Donald Trump, al que algún que otro avispado analista político de
por aquí parece conocer desde su más tierna infancia, era un absoluto
desconocido para mí hasta que se presentó como candidato por el Partido
Republicano a la presidencia de los EE.UU., y fue elegido, no sin polémica, por
sus correligionarios. Ya en ese accidentado camino hacia la nominación dio
sobradas muestras de un talante energúmeno y paranoide, que corrigió y aumentó
a lo largo de la campaña electoral que lo ha llevado a la Casa Blanca. Narcisista
y megalómano, no ha tenido empacho alguno en alardear, con histrionismo mussoliniano,
de una ideología retrógrada y cafre que ha espantado a todos. A todos excepto a
sus votantes, a los que ha sabido movilizar apelando a aquello que ellos
querían oír. Esa, y no otra, es la estrategia populista, como hemos podido
comprobar también aquí, en España, afortunadamente con resultados menos
contundentes. Con una retahíla de promesas etéreas difícilmente realizables,
renovando la doctrina Monroe de
“América para los americanos” pero más cargada de bombo xenófobo y racista, se
ha llevado el gato al agua, a pesar del inconveniente añadido de tener en
contra a muy significados políticos republicanos, y del posible lastre que
podían acarrearle sus tics machistas y su imagen de hortera de figurín. Habrá
que deducir, por tanto, que ha sido mejor candidato que su adversaria, Hillary Clinton, esta copia yanqui de Cospedal, envarada, poco convincente,
con
el carisma de una alcachofa, la cintura política de un poste de teléfonos y,
para completar el cuadro, el estigma de la corrupción revoloteando por encima
de su cardado Elnett Satin.
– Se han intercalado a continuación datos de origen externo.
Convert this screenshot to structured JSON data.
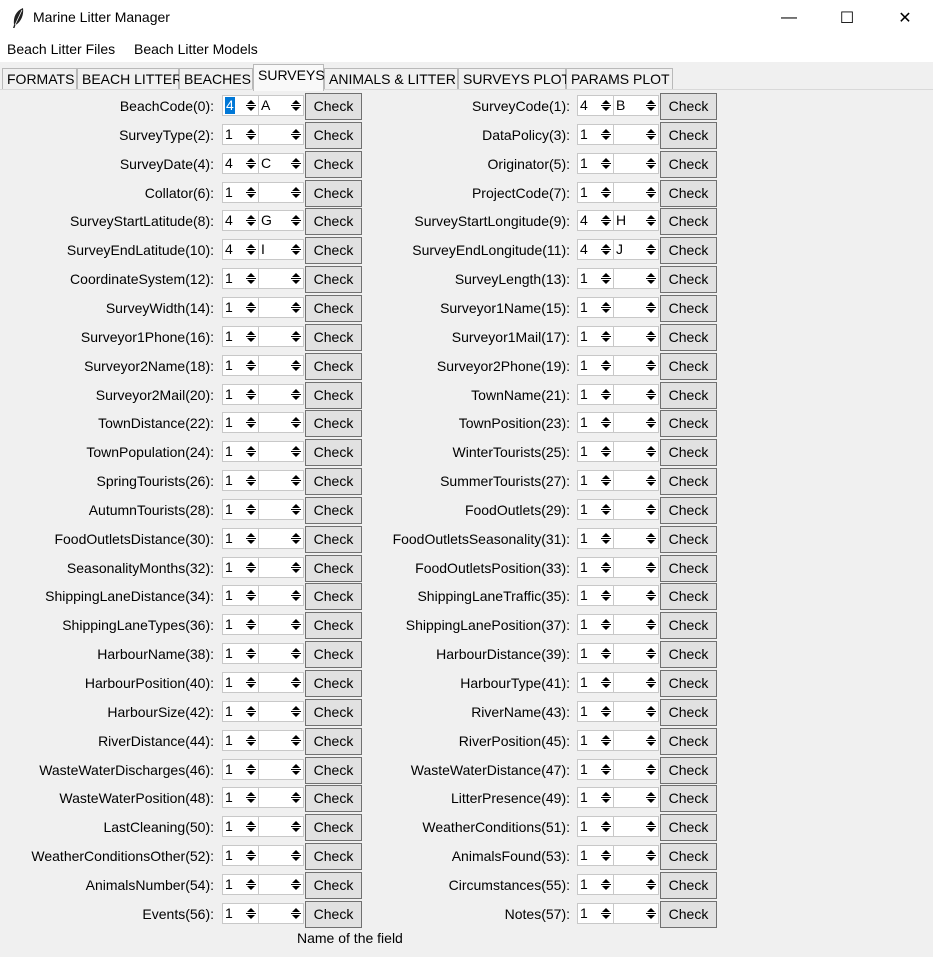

Aunque dicen que “antes de que el diablo sepa que
has muerto, tendrás tiempo para arrepentirte”, al Partido Demócrata no le ha
quedado ni ese consuelo porque, para cuando quiso hacerlo, el diablo ya estaba
bailando sobre al cadáver político de su candidata. En fin, mi convicción es
que Trump no ha ganado las elecciones, las ha perdido Clinton, que dando igual,
no es lo mismo.
Como no todo iban a ser
calamidades, el resultado inesperado de esta elección me ha servido para
calibrar, de nuevo, la solidez impostada del talante democrático que la
progresía patria o agregada exhibe; y para disfrutar viendo cómo estos
demócratas de baratillo rabian cuando el ejercicio de la libertad a la que
tanto recurren en sus discursos, cada vez que les resulta esquivo en su
desenlace, es, para ellos, producto del analfabetismo y la incultura de los
votantes que lo posibilitan. Votantes que no son incultos porque lo sean de por
sí, que vaya usted a saber, sino porque lo que votaron no es lo que deberían
haber votado según su criterio reveladoramente inapelable. Un podemita gallego y
mareado, a raíz de la mayoría absoluta de Feijóo
en las autonómicas gallegas, tachó a su paisanaje de “alienado e ignorante”. Y,
ahora, un abogado perejil de muchos caldos, repartiendo hisopazos de
superioridad académica, tacha a los votantes de Trump de “analfabetos
políticos”. Uno y otro, eso, un par de zopencos dignos de formar parte de la
misma yunta fascistoide.
Y como en todos lados cuecen habas,
los estudios demoscópicos han vuelto a fallar, según suele ser habitual. Aunque,
en esta ocasión, creo que su mayor error ha sido no contar con la maligna confluencia
funesta de dos ‘jettatores’ de considerable peso que, allá donde ponen el ojo,
ponen el descalabro. La conjunción diabólica de Pedro Sánchez en el lugar del óbito y de Miquel Iceta en Cataluña, gritando, versionado en inglés, su
‘líbranos por Dios’ histérico y alocado, hacía humana y divinamente imposible
que Clinton se librara de la derrota. Porque ya me dirán quién es el guapo, o
la guapa, que se libra de tremendo maleficio.
1 comentario:
Tan certero como de costumbre. Tan claro como siempre. Tan divertido como a diario.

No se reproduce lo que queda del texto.